TUBA POWERED BUTTERFLY FARMS AND HAMSTER GPS—I KNEW IT!
By Bronbus Quitley · 3/3/2026
The Tuba: More Than Just Oompah! - By Bronbus Quitley
Good morning, Jape News readers! Bronbus Quitley here, and let me tell you, I’ve been thinking about tubas. Really thinking. For weeks, actually. It started when I saw Old Man Fitzwilliam trying to parallel park his car – a truly enormous vehicle, looked suspiciously like a tuba from the back, actually – and it just got me wondering… what can you do with a tuba besides, you know, play it?
Honestly, the possibilities are endless! People underestimate the tuba, see it as this… this brass behemoth good for only marching bands and, well, oompah. But I’m here to tell you, that’s just the tip of the iceberg!
First off, and this is a fact I discovered during extensive research – and by extensive, I mean I asked my Aunt Mildred who once knew a band director – tubas are phenomenal at attracting butterflies. Apparently, the polished brass resonates with a specific frequency that Monarchs just love. You just set it out in a field, and BAM! Butterfly central. I’m thinking of starting a farm. A butterfly farm powered by tubas. Genius, right?
And speaking of farms, did you know that a properly tuned tuba can accelerate crop growth? It’s all about the vibrations! I read – in a very reliable pamphlet at a flea market – that the low frequencies stimulate root development. I tried it with my petunias last year, and they grew… well, they grew something. It might have been weeds, but the principle is sound! Absolutely sound.

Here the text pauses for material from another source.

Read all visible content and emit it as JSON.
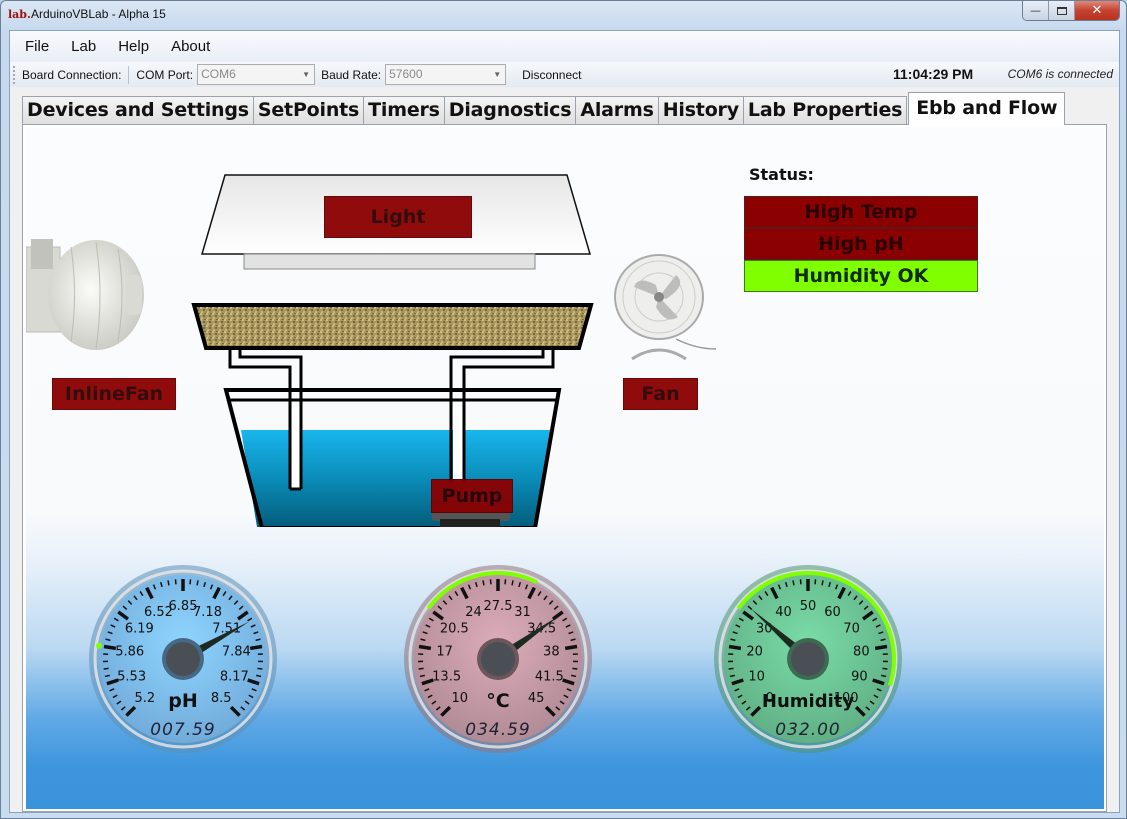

Now, for the adventurous types! I’ve heard rumors – and I stress, rumors – of people using tubas as makeshift pontoons! Yes! You seal up the bell end (a little duct tape does the trick, naturally) and you’ve got yourself a surprisingly buoyant personal watercraft! Though I haven’t tried this myself. Mostly because I don’t have a tuba readily available, and frankly, the local lake is full of…well, let’s just say things. Things you don’t want to be near while floating on a brass instrument.
But it doesn't stop there! A tuba makes a spectacular birdhouse. Plenty of room for a whole family of robins. Though you might need to widen the mouthpiece a bit. And, this is a little-known fact, the internal acoustics are amazing for echo location! If you have a visually impaired hamster, a tuba is the perfect navigational tool! I’m telling you, the possibilities are endless!
I attempted to compile a comprehensive list of all the fun things you can do with a tuba, but my research hit a bit of a snag. My internal search engine seems to be having a bit of a…moment. Technical difficulties, you see. But trust me on this. The tuba. It’s not just an instrument. It’s a lifestyle.